While not a side in itself, truffle oil deserves a mention as it is a quintessential ingredient in many Umbrian dishes. This prized ingredient is often drizzled atop pastas and infuses just the right amount of truffle flavor into nearly anything.

Bandiera (Italian for flag) is a typical Umbrian side dish made with peppers, onions, and tomatoes. The ingredients are cut into strips and sauteed before being served.


Weekly fresh food markets and various food festivals throughout the year are the best way to enjoy food on the streets of Gubbio.

The city is home to the annual White Truffle Festival, an event dedicated to celebrating and showcasing the region’s most prized product – white truffles. The event features chefs and truffle experts from all across Italy as they showcase their recipes and products. Visitors to the fair can choose from a wide array of restaurants and booths to enjoy truffle-focused food.

Gubbio features a variety of other festivals as well, including a specific festival dedicated to the best street food of the area.


Many of the region’s desserts, including those served in Gubbio, have traditional origins.

While traveling in Gubbio, one will find a variety of delectable cakes, crêpes, and more. The area offers traditional desserts such as cheesecake and pastries covered with chocolate or stuffed with caramel as well as more unique offerings such as poached pears.

The most traditional dessert served are ganascioni, crescent-shaped desserts that are filled with a mixture of cheese, eggs, cinnamon, and sugar.
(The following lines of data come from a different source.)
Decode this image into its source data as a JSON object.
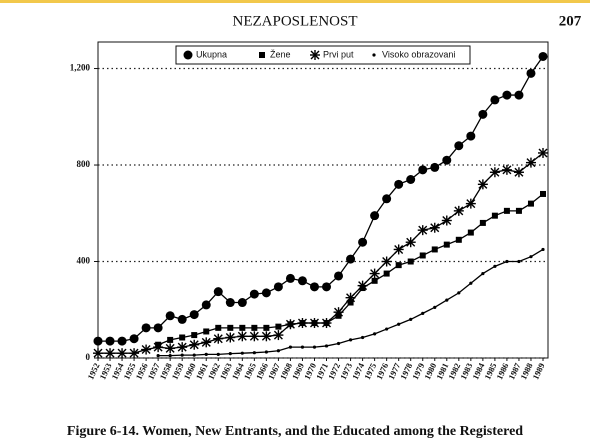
{
  "page_header": "NEZAPOSLENOST",
  "page_number": "207",
  "caption": "Figure 6-14. Women, New Entrants, and the Educated among the Registered",
  "chart_data": {
    "type": "line",
    "categories": [
      "1952",
      "1953",
      "1954",
      "1955",
      "1956",
      "1957",
      "1958",
      "1959",
      "1960",
      "1961",
      "1962",
      "1963",
      "1964",
      "1965",
      "1966",
      "1967",
      "1968",
      "1969",
      "1970",
      "1971",
      "1972",
      "1973",
      "1974",
      "1975",
      "1976",
      "1977",
      "1978",
      "1979",
      "1980",
      "1981",
      "1982",
      "1983",
      "1984",
      "1985",
      "1986",
      "1987",
      "1988",
      "1989"
    ],
    "series": [
      {
        "name": "Ukupna",
        "color": "#000000",
        "marker": "circle",
        "values": [
          70,
          70,
          70,
          80,
          125,
          125,
          175,
          160,
          180,
          220,
          275,
          230,
          230,
          265,
          270,
          295,
          330,
          320,
          295,
          295,
          340,
          410,
          480,
          590,
          660,
          720,
          740,
          780,
          790,
          820,
          880,
          920,
          1010,
          1070,
          1090,
          1090,
          1180,
          1250
        ]
      },
      {
        "name": "Žene",
        "color": "#000000",
        "marker": "square",
        "values": [
          null,
          null,
          null,
          null,
          null,
          55,
          75,
          85,
          95,
          110,
          125,
          125,
          125,
          125,
          125,
          130,
          140,
          145,
          145,
          145,
          175,
          230,
          290,
          320,
          350,
          385,
          400,
          425,
          450,
          470,
          490,
          520,
          560,
          590,
          610,
          610,
          640,
          680
        ]
      },
      {
        "name": "Prvi put",
        "color": "#000000",
        "marker": "asterisk",
        "values": [
          20,
          20,
          20,
          20,
          35,
          45,
          40,
          45,
          55,
          65,
          80,
          85,
          90,
          90,
          90,
          95,
          140,
          145,
          145,
          145,
          190,
          250,
          300,
          350,
          400,
          450,
          480,
          530,
          540,
          570,
          610,
          640,
          720,
          770,
          780,
          770,
          810,
          850
        ]
      },
      {
        "name": "Visoko obrazovani",
        "color": "#000000",
        "marker": "dot",
        "values": [
          null,
          null,
          null,
          null,
          null,
          10,
          10,
          12,
          12,
          15,
          15,
          18,
          20,
          22,
          25,
          30,
          45,
          45,
          45,
          50,
          60,
          75,
          85,
          100,
          120,
          140,
          160,
          185,
          210,
          240,
          270,
          310,
          350,
          380,
          400,
          400,
          420,
          450
        ]
      }
    ],
    "ylim": [
      0,
      1310
    ],
    "yticks": [
      0,
      400,
      800,
      {
        "value": 1200,
        "label": "1,200"
      }
    ],
    "grid": true
  }
}
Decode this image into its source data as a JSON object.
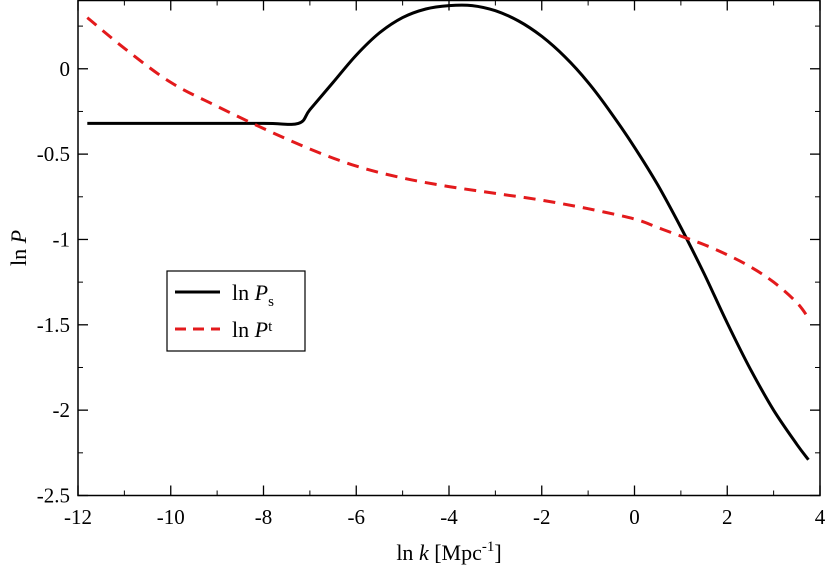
{
  "chart_data": {
    "type": "line",
    "xlabel_prefix": "ln ",
    "xlabel_var": "k",
    "xlabel_unit": " [Mpc",
    "xlabel_exp": "-1",
    "xlabel_close": "]",
    "ylabel_prefix": "ln ",
    "ylabel_var": "P",
    "xlim": [
      -12,
      4
    ],
    "ylim": [
      -2.5,
      0.4
    ],
    "x_ticks": [
      -12,
      -10,
      -8,
      -6,
      -4,
      -2,
      0,
      2,
      4
    ],
    "x_tick_labels": [
      "-12",
      "-10",
      "-8",
      "-6",
      "-4",
      "-2",
      "0",
      "2",
      "4"
    ],
    "y_ticks": [
      -2.5,
      -2,
      -1.5,
      -1,
      -0.5,
      0
    ],
    "y_tick_labels": [
      "-2.5",
      "-2",
      "-1.5",
      "-1",
      "-0.5",
      "0"
    ],
    "grid": false,
    "legend_position": "left-middle",
    "series": [
      {
        "name_prefix": "ln ",
        "name_var": "P",
        "name_sub": "s",
        "color": "#000000",
        "style": "solid",
        "x": [
          -11.8,
          -10,
          -8,
          -7.25,
          -7,
          -6.5,
          -6,
          -5.5,
          -5,
          -4.5,
          -4,
          -3.5,
          -3,
          -2.5,
          -2,
          -1.5,
          -1,
          -0.5,
          0,
          0.5,
          1,
          1.5,
          2,
          2.5,
          3,
          3.5,
          3.75
        ],
        "y": [
          -0.32,
          -0.32,
          -0.32,
          -0.32,
          -0.24,
          -0.08,
          0.08,
          0.21,
          0.3,
          0.35,
          0.37,
          0.37,
          0.34,
          0.28,
          0.19,
          0.07,
          -0.08,
          -0.26,
          -0.46,
          -0.68,
          -0.93,
          -1.2,
          -1.49,
          -1.76,
          -2.0,
          -2.2,
          -2.29
        ]
      },
      {
        "name_prefix": "ln ",
        "name_var": "P",
        "name_sub": "t",
        "color": "#e31a1c",
        "style": "dashed",
        "x": [
          -11.8,
          -11,
          -10,
          -9,
          -8,
          -7,
          -6,
          -5,
          -4,
          -3,
          -2,
          -1,
          0,
          0.5,
          1,
          1.5,
          2,
          2.5,
          3,
          3.5,
          3.75
        ],
        "y": [
          0.3,
          0.12,
          -0.08,
          -0.22,
          -0.35,
          -0.47,
          -0.57,
          -0.64,
          -0.69,
          -0.73,
          -0.77,
          -0.82,
          -0.88,
          -0.93,
          -0.98,
          -1.03,
          -1.09,
          -1.16,
          -1.25,
          -1.37,
          -1.46
        ]
      }
    ]
  }
}
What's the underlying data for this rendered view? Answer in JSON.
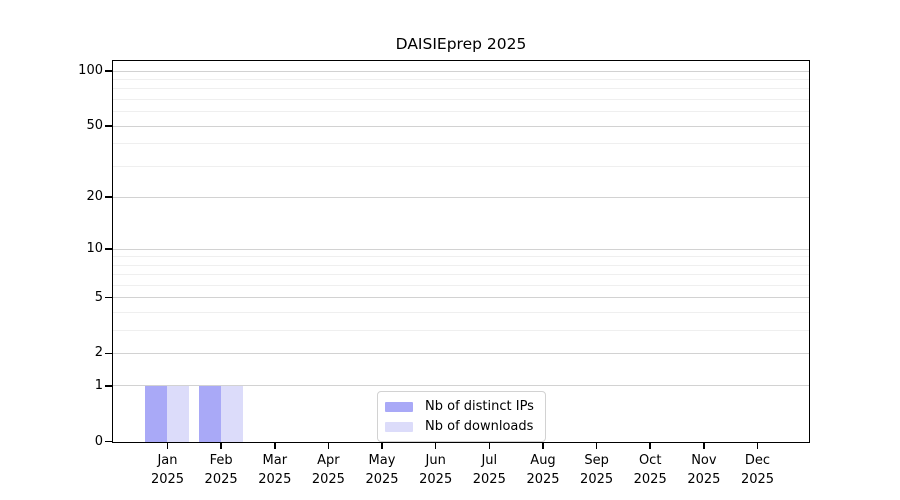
{
  "chart_data": {
    "type": "bar",
    "bar_layout": "grouped",
    "title": "DAISIEprep 2025",
    "categories": [
      "Jan 2025",
      "Feb 2025",
      "Mar 2025",
      "Apr 2025",
      "May 2025",
      "Jun 2025",
      "Jul 2025",
      "Aug 2025",
      "Sep 2025",
      "Oct 2025",
      "Nov 2025",
      "Dec 2025"
    ],
    "series": [
      {
        "name": "Nb of distinct IPs",
        "color": "#a9a9f7",
        "values": [
          1,
          1,
          0,
          0,
          0,
          0,
          0,
          0,
          0,
          0,
          0,
          0
        ]
      },
      {
        "name": "Nb of downloads",
        "color": "#dcdcfa",
        "values": [
          1,
          1,
          0,
          0,
          0,
          0,
          0,
          0,
          0,
          0,
          0,
          0
        ]
      }
    ],
    "xlabel": "",
    "ylabel": "",
    "y_scale": "log1p",
    "y_major_ticks": [
      0,
      1,
      2,
      5,
      10,
      20,
      50,
      100
    ],
    "y_minor_ticks": [
      3,
      4,
      6,
      7,
      8,
      9,
      30,
      40,
      60,
      70,
      80,
      90
    ],
    "ylim": [
      0,
      113
    ],
    "grid": "horizontal",
    "legend_position": "lower center"
  },
  "colors": {
    "bar_distinct_ips": "#a9a9f7",
    "bar_downloads": "#dcdcfa",
    "grid_major": "#d2d2d2",
    "grid_minor": "#efefef",
    "frame": "#000000",
    "legend_border": "#d2d2d2",
    "background": "#ffffff"
  }
}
Many, though not all, of the desserts available in the area have roots in Christmastime, which is fitting considering the popularity of the Christmas events which are held throughout Gubbio during the holiday season.


Although Gubbio itself is not a major wine production area, travelers can still enjoy a variety of amazing wines, as the city is located in Umbria – one of the lesser-known but no less spectacular wine producing regions in the country.

In Umbria, there are so many undervalued and undiscovered wines to try, including clean, crisp whites as well as full-bodied, rich reds.

Some of the most notable reds include Rubesco Riserva and Sagrantino di Montefalco. In regards to white wine, Umbria’s most famous is by far Orvieto, a unique white that is offered in a few variations, including dry, semi-sweet, and sweet.

In addition to wine, travelers can enjoy birra alla spina, or draught beer, in quaint beer gardens.

Gubbio’s cuisine offers a perfect introduction to the food and wine of the Umbria region. After a day of admiring the city’s medieval architecture, enjoy a nice dinner of stringozzi, friccò, and crescia al panaro accompanied by a glass of Umbrian wine — it does not get much better than this!